Les stratocumulus couvrent environ 20% de la surface des océans dans les zones tempérées du globe et se trouvent en particulier dans les parties Est des océans, par exemple le long de la Californie, du Mexique et du Pérou.

Leur disparition entraînerait un réchauffement «d'environ huit degrés Celsius, qui s'ajouterait au réchauffement climatique provoqué par la hausse de la concentration des gaz à effet de serre» due aux activités humaines, avertit l'étude.

«Nos résultats montrent qu'il existe des seuils de changement climatique dangereux dont nous n'avions pas conscience» jusqu'alors, explique Tapio Schneider, chercheur au Jet Propulsion Laboratory de la Nasa à Pasadena en Californie, et principal auteur de l'étude.

Une augmentation des températures de cet ordre entraînerait une fonte de la glace dans les pôles et une montée des océans de dizaines de mètres, au-delà des capacités des humains à s'adapter, avertissent les scientifiques.

La Terre n'a pas connu un tel climat depuis le début de l'Éocène (-53 à -48 millions d'années), quand la température moyenne était plus élevée d'environ 12 degrés et que des crocodiles peuplaient l'Arctique.

Le réchauffement climatique en cours, de 1°C par rapport à l'ère préindustrielle, entraîne déjà son lot de sécheresses, inondations, cyclones... La concentration de CO2 a augmenté au cours de cette période de près de 45% pour atteindre 410 parties par million (ppm). L'accord de Paris sur le climat de 2015 vise à limiter le réchauffement à 2°C, idéalement 1,5°C.

Se basant sur une modélisation de l'évolution des nuages, les chercheurs ont déterminé que la couche protectrice de nuages pourrait se rompre si la concentration de CO2 atteint 1200 ppm, bien que le point de bascule puisse être un peu plus élevé.

Si l'humanité poursuit ses activités au rythme actuel, «le niveau de 1200 ppm sera franchi en 2104», indique Malte Meinshausen, directeur du Climate and Energy College de l'université de Melbourne, se basant sur une étude à venir.

Une autre source d'inquiétude est que le réchauffement climatique causé par les activités humaines entraîne en plus la libération de CO2 et de méthane aujourd'hui contenus dans des milieux naturels comme le permafrost (des sols gelés toute l'année) mettant à mal les efforts réalisés pour réduire les émissions de gaz à effet de serre.

Eocène

Cette étude pourrait aussi résoudre un mystère de longue date entourant l'Éocène.

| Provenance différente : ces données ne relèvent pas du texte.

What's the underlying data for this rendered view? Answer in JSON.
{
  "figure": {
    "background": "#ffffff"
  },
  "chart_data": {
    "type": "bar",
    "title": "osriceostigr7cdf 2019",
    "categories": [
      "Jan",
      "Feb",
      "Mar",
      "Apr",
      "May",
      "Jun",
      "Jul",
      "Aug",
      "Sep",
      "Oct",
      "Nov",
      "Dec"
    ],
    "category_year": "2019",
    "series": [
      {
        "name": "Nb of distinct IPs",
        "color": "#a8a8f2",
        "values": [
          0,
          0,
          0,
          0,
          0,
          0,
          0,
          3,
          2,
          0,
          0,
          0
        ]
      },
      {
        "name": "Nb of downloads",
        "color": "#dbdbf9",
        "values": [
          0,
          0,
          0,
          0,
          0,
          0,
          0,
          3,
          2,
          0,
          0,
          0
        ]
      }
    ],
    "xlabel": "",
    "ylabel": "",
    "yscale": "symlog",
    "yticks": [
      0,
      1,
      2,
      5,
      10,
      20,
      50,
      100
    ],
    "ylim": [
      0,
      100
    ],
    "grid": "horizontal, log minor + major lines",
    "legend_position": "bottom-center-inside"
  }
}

Selon les modélisations climatiques utilisées jusqu'à présent, les niveaux de CO2 auraient dû s'élever à plus de 4000 ppm pour expliquer les températures de cette période pré-historique, quand des échantillons géologiques font état de concentrations 25 à 50% moins élevées.

Ce niveau de 1000 à 2000 ppm correspond précisément, selon cette nouvelle étude, à celui où les nuages disparaîtraient, faisant grimper le mercure jusqu'à 8°C supplémentaires.

«Un pic de chaleur causé par la perte de la couverture nuageuse basse pourrait expliquer l'apparition du climat très chaud de l'Eocène», a dit Tapio Schneider.

Cette étude pourrait aussi aider à combler un trou béant existant dans les modèles climatiques actuels. La manière dont ces nuages au-dessus des océans des zones tempérées vont réagir au changement climatique est une des grandes incertitudes dans les prévisions.

Les nuages sont dans l'ensemble «passés à travers les mailles du filet» de la modélisation informatique, pour des questions d'échelle, selon Tapio Schneider. «Le maillage pour les modélisations climatiques est de l'ordre de plusieurs dizaines à plusieurs centaines de kilomètres», trop large pour prendre en compte les nuages, explique-t-il. Les scientifiques ont résolu le problème en créant un système de modélisation plus fin.

(nxp/afp)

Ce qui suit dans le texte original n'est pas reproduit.